Nepali national poet and military officer (1892–1962)

Captain Bahadur Singh Baral (15 April 1892 – 16 October 1962) was a Nepali national poet and a military officer. He served as a subedar-major and honorary captain in the 2nd battalion of the First Gorkha Rifle of the British Indian Army.

He is known to have provided financial supports to the top Nepali Congress leaders, including late BP Koirala, during the 1951 revolution against the autocratic Rana regime in Nepal.

He is also known for his contributions to Nepali literature. He wrote several poems which comprise "Baral ko Asu", a poem book written by him. It consists of poems of religion, patriotism, equality, social reforms, and the bravery of the Gorkhalis.

== Biography ==
=== British Indian Army ===
Originally hailing from then Palpa (now Nawalpur) district, both Baral and his father were subedar-majors in the Second Battalion of the First Gorkha Rifle in the British Indian Army, which Baral had commandeered in World War II.

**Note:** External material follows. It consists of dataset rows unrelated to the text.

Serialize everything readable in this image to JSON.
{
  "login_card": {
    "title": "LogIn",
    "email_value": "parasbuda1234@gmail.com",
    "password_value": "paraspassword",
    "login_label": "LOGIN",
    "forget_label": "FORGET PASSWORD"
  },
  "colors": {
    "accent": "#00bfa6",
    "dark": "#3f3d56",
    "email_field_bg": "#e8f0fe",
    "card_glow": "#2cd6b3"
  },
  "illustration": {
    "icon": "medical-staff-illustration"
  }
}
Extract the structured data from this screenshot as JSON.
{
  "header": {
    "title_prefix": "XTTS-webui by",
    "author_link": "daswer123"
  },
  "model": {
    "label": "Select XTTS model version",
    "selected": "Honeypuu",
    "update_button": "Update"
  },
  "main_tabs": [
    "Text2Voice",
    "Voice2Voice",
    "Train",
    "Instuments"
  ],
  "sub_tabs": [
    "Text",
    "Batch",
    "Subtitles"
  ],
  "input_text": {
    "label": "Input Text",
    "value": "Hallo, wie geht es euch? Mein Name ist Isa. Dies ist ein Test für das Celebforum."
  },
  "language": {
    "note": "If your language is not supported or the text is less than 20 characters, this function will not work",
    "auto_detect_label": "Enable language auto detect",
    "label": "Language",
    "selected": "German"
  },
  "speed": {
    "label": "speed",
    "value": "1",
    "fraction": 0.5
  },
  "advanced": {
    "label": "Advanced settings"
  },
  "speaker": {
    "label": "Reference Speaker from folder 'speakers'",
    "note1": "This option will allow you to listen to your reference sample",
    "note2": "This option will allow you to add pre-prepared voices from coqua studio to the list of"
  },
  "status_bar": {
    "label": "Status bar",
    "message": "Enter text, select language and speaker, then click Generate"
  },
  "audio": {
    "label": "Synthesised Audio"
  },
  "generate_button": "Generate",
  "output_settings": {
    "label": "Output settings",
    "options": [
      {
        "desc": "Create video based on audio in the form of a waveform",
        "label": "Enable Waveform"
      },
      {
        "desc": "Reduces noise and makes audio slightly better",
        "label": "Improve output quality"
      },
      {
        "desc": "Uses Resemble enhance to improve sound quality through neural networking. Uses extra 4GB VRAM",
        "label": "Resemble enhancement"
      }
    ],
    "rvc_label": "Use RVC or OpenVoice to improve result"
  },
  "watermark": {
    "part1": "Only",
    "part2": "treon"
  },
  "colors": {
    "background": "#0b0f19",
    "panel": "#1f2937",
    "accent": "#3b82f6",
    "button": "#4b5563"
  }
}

Directly commissioned as a Jamdar in the 2nd battalion of the 1st Gorkha Rifles on 16 June 1913, Baral rose to the rank of subedar major.

After exhibiting 'valor' in WWI, Baral was decorated with the 'Member of Victorian Order (MVO)' and 'Order of British India (OBI)'.

Baral retired in 1935. Following his retirement, from 1935 to 1939, he was the president of All India Gorkha Association, in addition to the president of Gorkha Dhoghabhet-Satsang Pracharini Sabha.

After the onset of WWII, he rejoined military service. He retired in 1952. During this time period, he was conferred the rank of an 'honorary captain'.

=== Music and literature ===
He is the author of the book Baral ko Ansu. It was republished in 1932, 1933, 1935, 1936, and 1938. A new edition was published in 1993 by his son Khadgajeet Baral, and again on 2013, edited by Dr. Khagendra P. Luitel, head of the Nepali Department of Tribhuvan University.

=== Guru Gorakhnath Temple ===
Bahadur Singh had helped contributing to the establishment of the Guru Gorakhnath Temple in Bhagsu, Dari in Dharamshala, District Kangra, Himachal Pradesh in India.